During the final possessions of the Hawks win over the Pacers, communication on the defense proved to be the game’s deciding factor. Let’s take a look at what went wrong for the Pacers and right for the Hawks.
Down by one with 19 seconds remaining, the Pacers were forced to foul in order to get the ball back. Indiana knew that Atlanta would try to get the ball into the hands of Kyle Korver (career 88 percent free throw shooter), so instead of guarding the inbounder, they double-teamed Korver to stop him from getting the ball.
As the inbounder gets the ball, Lou Williams cuts toward the basket, which appears to be simple decoy to free up Korver for the next action. But as Williams moves through scrum in the middle of the floor, Paul George leaves his assignment on Williams to deny the pass to the already double-teamed Korver.
While George’s triple-team on Korver effectively stopped him from getting the ball, none of the other Pacers had any idea about his plans to leave Williams. George may have thought a switch was in order, but by the looks of things, his teammates were sticking with Korver all the way. As a result of the miscommunication, Williams gets a wide open dunk. The full play is below.

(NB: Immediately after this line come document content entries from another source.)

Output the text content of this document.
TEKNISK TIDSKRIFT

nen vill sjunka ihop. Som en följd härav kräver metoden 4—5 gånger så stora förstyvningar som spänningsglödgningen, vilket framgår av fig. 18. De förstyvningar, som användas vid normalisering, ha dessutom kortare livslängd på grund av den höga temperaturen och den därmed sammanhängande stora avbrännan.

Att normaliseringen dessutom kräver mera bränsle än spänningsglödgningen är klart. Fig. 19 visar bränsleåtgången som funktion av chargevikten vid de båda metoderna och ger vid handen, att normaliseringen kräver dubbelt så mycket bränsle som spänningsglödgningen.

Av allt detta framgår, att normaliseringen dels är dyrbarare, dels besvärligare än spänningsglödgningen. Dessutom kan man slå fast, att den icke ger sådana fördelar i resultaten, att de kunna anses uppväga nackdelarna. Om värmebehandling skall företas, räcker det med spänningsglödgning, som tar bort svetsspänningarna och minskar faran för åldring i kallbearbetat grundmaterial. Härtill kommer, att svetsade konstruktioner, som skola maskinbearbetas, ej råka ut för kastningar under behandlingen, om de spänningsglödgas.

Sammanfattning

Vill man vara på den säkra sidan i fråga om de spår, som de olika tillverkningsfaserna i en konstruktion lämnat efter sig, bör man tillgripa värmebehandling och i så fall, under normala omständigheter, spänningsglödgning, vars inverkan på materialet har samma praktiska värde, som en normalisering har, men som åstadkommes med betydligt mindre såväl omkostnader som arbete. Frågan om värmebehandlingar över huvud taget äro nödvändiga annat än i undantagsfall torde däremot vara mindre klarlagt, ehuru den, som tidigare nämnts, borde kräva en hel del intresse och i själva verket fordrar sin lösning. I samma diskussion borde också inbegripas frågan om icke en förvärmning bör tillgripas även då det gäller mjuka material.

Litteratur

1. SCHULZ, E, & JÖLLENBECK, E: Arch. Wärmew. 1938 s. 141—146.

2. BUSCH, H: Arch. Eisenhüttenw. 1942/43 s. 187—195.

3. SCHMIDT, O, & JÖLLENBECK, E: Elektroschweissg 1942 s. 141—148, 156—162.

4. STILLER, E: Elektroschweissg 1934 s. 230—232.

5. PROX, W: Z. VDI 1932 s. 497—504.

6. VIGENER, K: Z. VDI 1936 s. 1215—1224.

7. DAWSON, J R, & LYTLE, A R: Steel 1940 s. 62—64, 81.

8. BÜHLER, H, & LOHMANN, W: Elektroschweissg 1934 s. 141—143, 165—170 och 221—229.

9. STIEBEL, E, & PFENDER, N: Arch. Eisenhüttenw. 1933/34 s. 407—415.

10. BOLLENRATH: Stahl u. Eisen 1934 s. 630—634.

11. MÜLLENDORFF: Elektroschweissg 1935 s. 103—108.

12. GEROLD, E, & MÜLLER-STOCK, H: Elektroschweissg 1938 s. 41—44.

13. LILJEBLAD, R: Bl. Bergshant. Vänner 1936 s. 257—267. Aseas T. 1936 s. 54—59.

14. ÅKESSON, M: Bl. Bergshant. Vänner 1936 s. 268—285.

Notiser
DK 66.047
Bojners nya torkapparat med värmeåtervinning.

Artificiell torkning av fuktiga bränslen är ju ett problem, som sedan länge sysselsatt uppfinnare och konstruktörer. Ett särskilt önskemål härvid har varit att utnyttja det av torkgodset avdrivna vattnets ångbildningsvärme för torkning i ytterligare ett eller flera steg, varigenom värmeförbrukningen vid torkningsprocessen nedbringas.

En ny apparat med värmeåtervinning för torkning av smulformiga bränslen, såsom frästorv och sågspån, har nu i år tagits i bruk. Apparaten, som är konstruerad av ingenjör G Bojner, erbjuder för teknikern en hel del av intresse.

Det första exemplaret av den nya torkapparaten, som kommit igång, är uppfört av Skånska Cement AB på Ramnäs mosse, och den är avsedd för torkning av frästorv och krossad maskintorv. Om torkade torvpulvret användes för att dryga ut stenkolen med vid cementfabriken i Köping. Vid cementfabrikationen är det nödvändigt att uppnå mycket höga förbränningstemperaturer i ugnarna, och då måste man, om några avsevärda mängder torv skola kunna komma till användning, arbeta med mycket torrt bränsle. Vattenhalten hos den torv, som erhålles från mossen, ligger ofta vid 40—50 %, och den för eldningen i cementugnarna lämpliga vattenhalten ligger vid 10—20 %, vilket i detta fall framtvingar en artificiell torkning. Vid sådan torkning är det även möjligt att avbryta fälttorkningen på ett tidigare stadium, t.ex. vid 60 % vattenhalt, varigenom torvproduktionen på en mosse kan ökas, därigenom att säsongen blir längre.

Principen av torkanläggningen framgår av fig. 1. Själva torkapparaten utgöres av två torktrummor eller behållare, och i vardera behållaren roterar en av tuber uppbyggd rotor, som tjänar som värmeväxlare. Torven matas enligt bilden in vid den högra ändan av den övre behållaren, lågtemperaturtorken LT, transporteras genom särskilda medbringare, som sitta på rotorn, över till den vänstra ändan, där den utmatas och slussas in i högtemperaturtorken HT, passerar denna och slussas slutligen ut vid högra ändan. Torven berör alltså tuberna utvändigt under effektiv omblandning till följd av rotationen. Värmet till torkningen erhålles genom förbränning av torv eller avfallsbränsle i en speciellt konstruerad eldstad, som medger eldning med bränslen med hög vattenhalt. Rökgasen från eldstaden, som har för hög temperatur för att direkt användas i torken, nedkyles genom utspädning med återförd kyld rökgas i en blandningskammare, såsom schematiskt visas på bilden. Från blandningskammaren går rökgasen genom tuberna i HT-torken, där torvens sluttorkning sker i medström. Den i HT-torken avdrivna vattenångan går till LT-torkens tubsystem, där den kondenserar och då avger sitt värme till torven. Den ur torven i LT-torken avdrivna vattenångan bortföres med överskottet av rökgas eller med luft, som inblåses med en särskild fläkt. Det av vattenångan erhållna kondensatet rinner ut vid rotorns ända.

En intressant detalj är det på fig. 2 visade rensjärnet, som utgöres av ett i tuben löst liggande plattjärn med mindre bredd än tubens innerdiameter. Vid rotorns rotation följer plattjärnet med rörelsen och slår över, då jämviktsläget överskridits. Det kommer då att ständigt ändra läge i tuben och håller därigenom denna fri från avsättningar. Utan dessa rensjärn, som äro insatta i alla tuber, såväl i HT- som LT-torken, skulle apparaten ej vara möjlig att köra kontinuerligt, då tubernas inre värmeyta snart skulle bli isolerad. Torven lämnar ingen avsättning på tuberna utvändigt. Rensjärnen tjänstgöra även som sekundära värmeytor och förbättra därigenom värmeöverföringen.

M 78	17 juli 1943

On Indiana’s next possession, we can see what an effective switching defense looks like. The key switch on the play comes from Josh Smith. After a few screens to start the play, George Hill comes up from the baseline, using screens from Roy Hibbert and Paul George in an attempt to get an open three. Before Hill can get to the three point line, Josh Smith has already jumped out to deny the pass. With Hill covered, the Pacers settle for a contested three. The full play is below.
Paul George’s unexpected freelancing on defense caught his teammates off guard and cost the Pacers a crucial possession. On the other end of the floor, the Atlanta’s effective defensive communication shut down the Pacers’ attempts to tie the game.